We can all agree that March came with a whirlwind of emotions and uncertainties. Without lab and conducting experiments, I was lost. For the past five years, I had a single mission: to understand how inactivity versus electrical stimulation affects dystrophic muscle. The data that came in right before the mandatory stay-at-home order demonstrated that inactivity was extremely detrimental to our zebrafish model of Duchenne Muscular Dystrophy. Conversely, electrical stimulation, as defined by a series of high frequency, low voltage pulses, improved multiple components of muscle health. These data were the icing on the cake and I knew it was time to move forward and combine electrical stimulation with current therapeutic targets. But, instead of moving forward on these experiments, I moved to Columbus, OH.

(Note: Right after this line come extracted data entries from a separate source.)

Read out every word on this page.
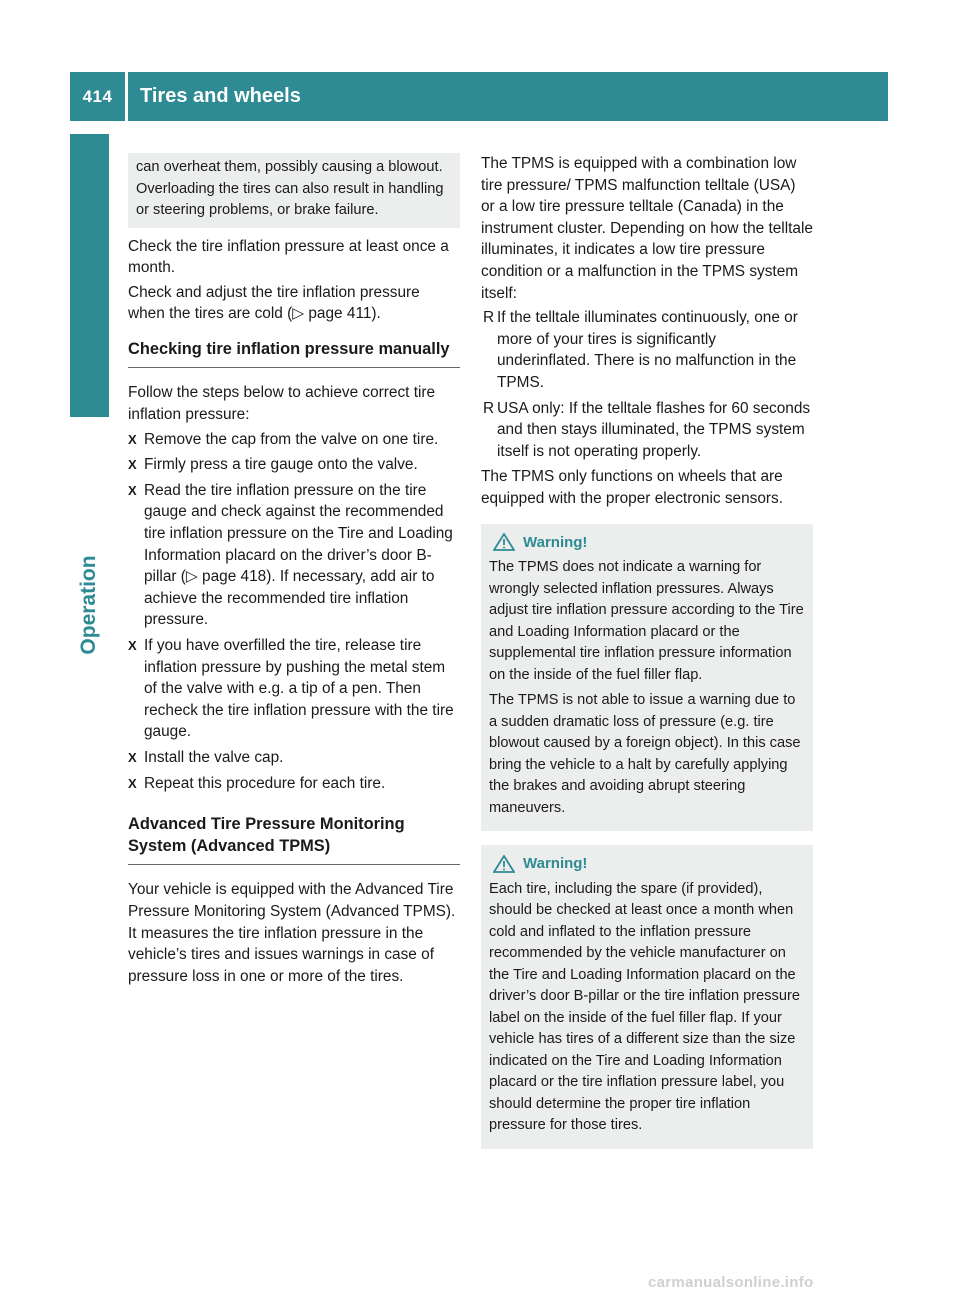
414	Tires and wheels
Operation
can overheat them, possibly causing a blowout. Overloading the tires can also result in handling or steering problems, or brake failure.

Check the tire inflation pressure at least once a month.

Check and adjust the tire inflation pressure when the tires are cold (▷ page 411).

Checking tire inflation pressure manually

Follow the steps below to achieve correct tire inflation pressure:

X Remove the cap from the valve on one tire.
X Firmly press a tire gauge onto the valve.
X Read the tire inflation pressure on the tire gauge and check against the recommended tire inflation pressure on the Tire and Loading Information placard on the driver’s door B-pillar (▷ page 418). If necessary, add air to achieve the recommended tire inflation pressure.
X If you have overfilled the tire, release tire inflation pressure by pushing the metal stem of the valve with e.g. a tip of a pen. Then recheck the tire inflation pressure with the tire gauge.
X Install the valve cap.
X Repeat this procedure for each tire.
Advanced Tire Pressure Monitoring System (Advanced TPMS)

Your vehicle is equipped with the Advanced Tire Pressure Monitoring System (Advanced TPMS). It measures the tire inflation pressure in the vehicle’s tires and issues warnings in case of pressure loss in one or more of the tires.

The TPMS is equipped with a combination low tire pressure/ TPMS malfunction telltale (USA) or a low tire pressure telltale (Canada) in the instrument cluster. Depending on how the telltale illuminates, it indicates a low tire pressure condition or a malfunction in the TPMS system itself:

R If the telltale illuminates continuously, one or more of your tires is significantly underinflated. There is no malfunction in the TPMS.
R USA only: If the telltale flashes for 60 seconds and then stays illuminated, the TPMS system itself is not operating properly.

The TPMS only functions on wheels that are equipped with the proper electronic sensors.

Warning!

The TPMS does not indicate a warning for wrongly selected inflation pressures. Always adjust tire inflation pressure according to the Tire and Loading Information placard or the supplemental tire inflation pressure information on the inside of the fuel filler flap.

The TPMS is not able to issue a warning due to a sudden dramatic loss of pressure (e.g. tire blowout caused by a foreign object). In this case bring the vehicle to a halt by carefully applying the brakes and avoiding abrupt steering maneuvers.

Warning!

Each tire, including the spare (if provided), should be checked at least once a month when cold and inflated to the inflation pressure recommended by the vehicle manufacturer on the Tire and Loading Information placard on the driver’s door B-pillar or the tire inflation pressure label on the inside of the fuel filler flap. If your vehicle has tires of a different size than the size indicated on the Tire and Loading Information placard or the tire inflation pressure label, you should determine the proper tire inflation pressure for those tires.

carmanualsonline.info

In April, my fiancé, Gabriel, informed me that his lab was moving to Columbus, Ohio in August. I knew that I could not pass up this opportunity to go with him. During the 2019 MHF Pro-Am, I met a Hoff Hero who traveled to Nationwide Children’s Hospital in Columbus to meet with a renowned doctor who specializes in neuromuscular diseases, specifically Duchenne Muscular Dystrophy. That night, and during my time lounging, waiting for golfers to tee off, I spent time reading about his research and the strides he was making towards a cure. I knew immediately that one day I would join his research team.”
Now, I am Dr. Elisabeth Kilroy, a Post-Doctoral Scientist in the lab of Dr. Kevin Flanigan at Nationwide Children’s Hospital. Thinking back, none of this would be possible without the help of MHF and the network of individuals they are building who are all on a mission to cure muscular dystrophy.